We had a very interesting day. We were coming home from shopping and while driving through the National forest we came across 2 beautiful chocolate labs on the middle of nowhere. We stopped and for them off to safety. They had collars with names and numbers. We called the owner. They lived about 4 miles down the road. Turn out they are the owners of the Haverhill chocolate lab breed. It was started 60 years ago and is one of the most desired breeds for champion bird dogs. They were so thankful we kept their dog safe they gave us a 9 week old female pup. Complete with papers, pedigree, blood line and registraion. Her grandfather was the first chocolate lab to win the National bird dog competition in history and several championships since. These dogs cost a good bit so I was stoked. And they want to breed her to pass on another males bloodline and we can keep the money. She has to have a full name ending in havermill and it has to be registered to track the bloodline. So it's just another great pet and income source for the farm. So happy.


----------



## handymama (Aug 22, 2014)

Wow how awesome! Remember, what goes around comes around! Congrats!


----------



## Dixie Bee Acres (Jul 22, 2013)

Beautiful pup.


----------



## CAjerseychick (Aug 11, 2013)

wow that is great!


----------



## aart (Oct 20, 2012)

Instant Karma! Hope it works out well for you. 
Dog breeding partnerships can be trying but lucrative, get it all down in writing.


----------



## offthegrid (Aug 11, 2009)

aart said:


> Dog breeding partnerships can be trying but lucrative, get it all down in writing.


Absolutely. More than one good friendship has been ruined because of different interpretations of breeding contracts.

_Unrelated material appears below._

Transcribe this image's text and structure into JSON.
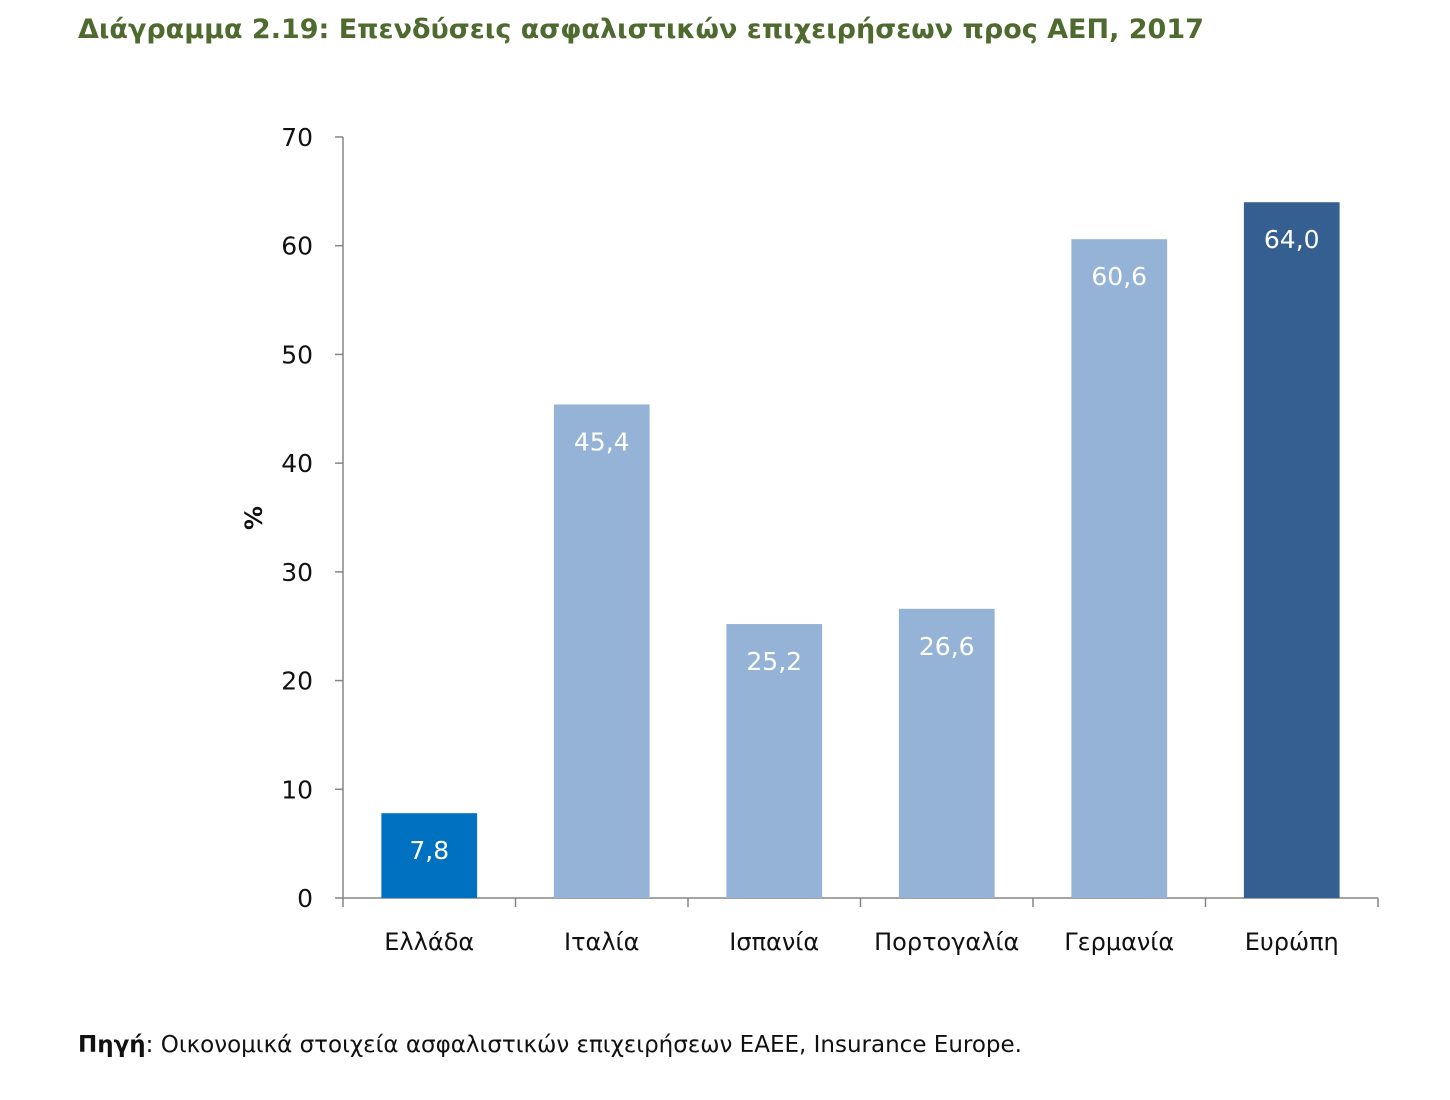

Although, if you do it well, it is unlikely to be a huge money maker. At a minimum, health clearances should be done to be sure that the dog is worth breeding. People are generally unwilling to pay much for dogs with no titles, and no health clearances; usually, the more you put into a litter, the more you get out.


----------



## Maura (Jun 6, 2004)

To increase the value of her future pups, get her championed in hunting.


----------



## Vahomesteaders (Jun 4, 2014)

That's the plan. Gonna busy some geese down here on the pond and get her started


----------



## motdaugrnds (Jul 3, 2002)

Now that is true gratitude! You are so fortunate. Now, as others have stated, get something in writing if you're going to partnership in a breeding program down the road.


----------



## tarbe (Apr 7, 2007)

Hope she turns out to be a wonderful addition to the family!


----------